FIG. 8 is a diagram for explaining a conventional coding method performed by the video camera. FIG. 8 corresponds to the above-described case of FIG. 1. FIG. 9 is a diagram for explaining a conventional decoding method performed by the video camera. FIG. 9 corresponds to the above-described skipped display of FIG. 7.
In FIG. 8, two pictures are coded per second in the normal recording mode, and six pictures are coded per second in the high-speed recording mode. Here, there are reference relationships among the pictures, as shown by arrows of FIG. 8. In more detail, in FIG. 8, each of to-be-coded pictures is coded with reference to a reference picture which is designated by a reference relationship, such as a reference relationship between the pictures 0 and 1, between the pictures 1 and 2, between the pictures 2 and 3, between the pictures 3 and 4, or between the pictures 4 and 5.
However, in order to achieve the skipped display of FIG. 9 by skipping display of the pictures 3 and 4 or the pictures 6 and 7, decoding of the pictures 3 and 4 or the pictures 6 and 7 which do not need to be displayed should not be skipped for the skipped display. This is because, for the same reason as FIG. 2, as obvious from the reference relationship shown in FIG. 8, pictures which do not need to be displayed are to be decoded when the pictures have reference relationships with other pictures to be displayed.
FIG. 10 is a diagram for explaining the coding method performed by the video camera of Patent Reference 1. FIG. 10 corresponds to the above-described case of FIG. 4. FIG. 11 is a diagram for explaining the decoding method of the video camera of Patent Reference 1. FIG. 11 corresponds to the above-described skipped display of FIG. 7.
In FIG. 10, two pictures are coded per second in a normal recording mode, and six pictures are coded per second in a high-speed recording mode. Here, there are localized reference relationships among the pictures shown by arrows of FIG. 10. In more detail, in FIG. 10, each of to-be-coded pictures are coded with reference to a reference picture which is designated by a localized reference relationship, such as a localized reference relationship between the pictures 0 and 1, between the pictures 1 and 2, between the pictures 2 and 5, between the pictures 3 and 6, or between the pictures 4 and 8.
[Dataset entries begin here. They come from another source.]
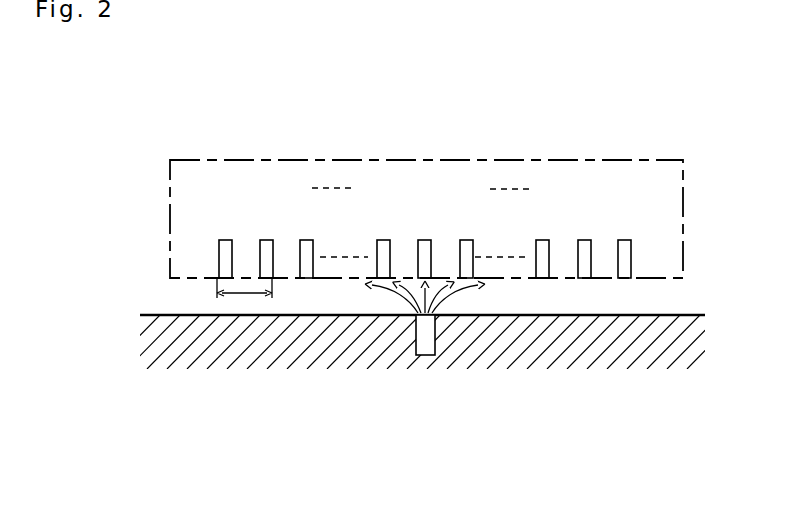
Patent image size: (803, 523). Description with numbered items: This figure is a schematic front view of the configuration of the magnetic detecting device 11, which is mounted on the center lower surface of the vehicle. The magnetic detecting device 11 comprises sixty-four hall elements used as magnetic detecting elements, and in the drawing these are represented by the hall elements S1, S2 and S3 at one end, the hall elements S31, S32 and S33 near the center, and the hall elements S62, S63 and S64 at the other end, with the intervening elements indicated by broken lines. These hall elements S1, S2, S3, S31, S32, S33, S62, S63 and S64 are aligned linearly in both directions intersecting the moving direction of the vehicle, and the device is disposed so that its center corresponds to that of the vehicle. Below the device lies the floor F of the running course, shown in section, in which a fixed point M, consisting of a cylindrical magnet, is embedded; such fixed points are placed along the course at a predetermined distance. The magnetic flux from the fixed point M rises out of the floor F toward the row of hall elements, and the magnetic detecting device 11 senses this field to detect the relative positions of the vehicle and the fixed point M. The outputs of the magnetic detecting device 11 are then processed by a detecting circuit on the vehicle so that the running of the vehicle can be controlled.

The magnetic detecting device 11 is at (466, 160).
The hall element S1 is at (223, 239).
The hall element S2 is at (263, 239).
The hall element S3 is at (305, 239).
The hall element S31 is at (383, 239).
The hall element S32 is at (425, 239).
The hall element S33 is at (466, 239).
The hall element S62 is at (541, 239).
The hall element S63 is at (583, 239).
The hall element S64 is at (624, 239).
The floor F is at (318, 317).
The fixed point M is at (426, 357).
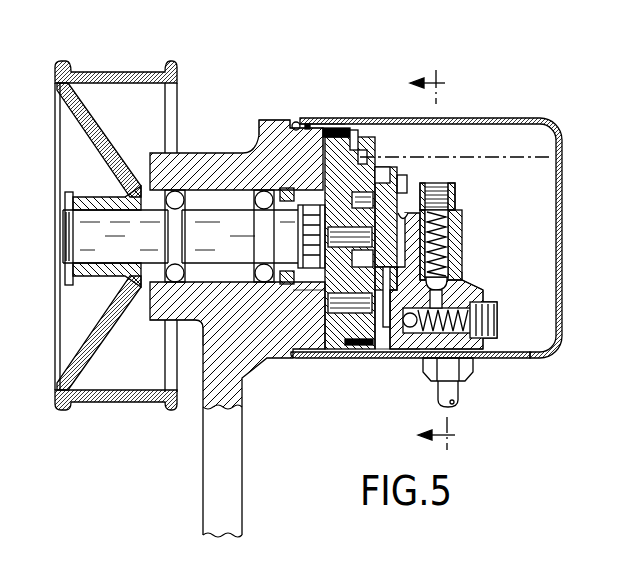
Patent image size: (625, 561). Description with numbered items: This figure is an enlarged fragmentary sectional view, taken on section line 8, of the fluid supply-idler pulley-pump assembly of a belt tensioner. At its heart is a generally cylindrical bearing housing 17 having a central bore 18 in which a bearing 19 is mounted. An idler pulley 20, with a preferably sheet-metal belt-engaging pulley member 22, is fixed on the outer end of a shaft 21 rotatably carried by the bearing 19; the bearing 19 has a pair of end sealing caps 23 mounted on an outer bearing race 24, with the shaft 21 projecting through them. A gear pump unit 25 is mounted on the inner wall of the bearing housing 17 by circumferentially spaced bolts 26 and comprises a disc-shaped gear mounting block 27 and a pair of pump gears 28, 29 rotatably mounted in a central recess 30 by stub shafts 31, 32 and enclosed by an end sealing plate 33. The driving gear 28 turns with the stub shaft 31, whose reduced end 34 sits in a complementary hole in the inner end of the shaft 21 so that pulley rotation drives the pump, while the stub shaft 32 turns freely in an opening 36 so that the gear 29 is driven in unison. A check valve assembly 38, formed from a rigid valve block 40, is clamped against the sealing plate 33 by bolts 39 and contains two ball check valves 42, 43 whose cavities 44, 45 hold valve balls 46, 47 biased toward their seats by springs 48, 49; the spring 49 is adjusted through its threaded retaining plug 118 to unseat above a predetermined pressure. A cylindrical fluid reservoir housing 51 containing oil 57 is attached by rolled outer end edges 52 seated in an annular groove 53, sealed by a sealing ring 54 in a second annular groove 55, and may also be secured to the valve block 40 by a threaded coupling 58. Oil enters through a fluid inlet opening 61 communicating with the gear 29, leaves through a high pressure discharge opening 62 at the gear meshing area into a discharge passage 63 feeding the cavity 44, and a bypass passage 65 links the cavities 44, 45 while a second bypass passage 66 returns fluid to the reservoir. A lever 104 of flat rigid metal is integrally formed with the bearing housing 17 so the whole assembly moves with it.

The section line 8 is at (440, 260).
The bearing housing 17 is at (218, 160).
The central bore 18 is at (198, 186).
The bearing 19 is at (198, 324).
The idler pulley 20 is at (126, 72).
The shaft 21 is at (80, 239).
The pulley member 22 is at (108, 410).
The end sealing caps 23 is at (147, 197).
The outer bearing race 24 is at (209, 281).
The gear pump unit 25 is at (332, 360).
The bolts 26 is at (359, 135).
The gear mounting block 27 is at (367, 152).
The pump gear 28 is at (326, 190).
The pump gear 29 is at (321, 283).
The central recess 30 is at (298, 254).
The stub shaft 31 is at (372, 237).
The stub shaft 32 is at (384, 322).
The end sealing plate 33 is at (380, 198).
The reduced end 34 is at (298, 230).
The opening 36 is at (316, 315).
The check valve assembly 38 is at (485, 287).
The bolts 39 is at (405, 176).
The valve block 40 is at (485, 297).
The ball check valve 42 is at (471, 331).
The ball check valve 43 is at (453, 226).
The cavity 44 is at (485, 305).
The cavity 45 is at (463, 238).
The valve ball 46 is at (411, 328).
The valve ball 47 is at (476, 282).
The spring 48 is at (483, 317).
The spring 49 is at (459, 262).
The fluid reservoir housing 51 is at (517, 120).
The rolled outer end edges 52 is at (293, 121).
The annular groove 53 is at (286, 124).
The sealing ring 54 is at (308, 123).
The annular groove 55 is at (329, 128).
The oil 57 is at (527, 157).
The threaded coupling 58 is at (466, 381).
The fluid inlet opening 61 is at (385, 352).
The high pressure discharge opening 62 is at (388, 266).
The discharge passage 63 is at (405, 352).
The bypass passage 65 is at (443, 307).
The second bypass passage 66 is at (470, 273).
The lever 104 is at (246, 528).
The retaining plug 118 is at (453, 208).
Thereby, in FIG. 11, it is possible to skip decoding of the pictures 3 and 4 or the pictures 6 and 7 which do not need in the skipped display, thereby achieving the constant-speed reproduction in which only the pictures 2 and 5 are displayed as the skipped display. This makes it possible to achieve the skipped display for constant-speed reproduction even in the decoding device having insufficient processing capability which decodes only a specific number of pictures per a predetermined time period, for example, two pictures per second.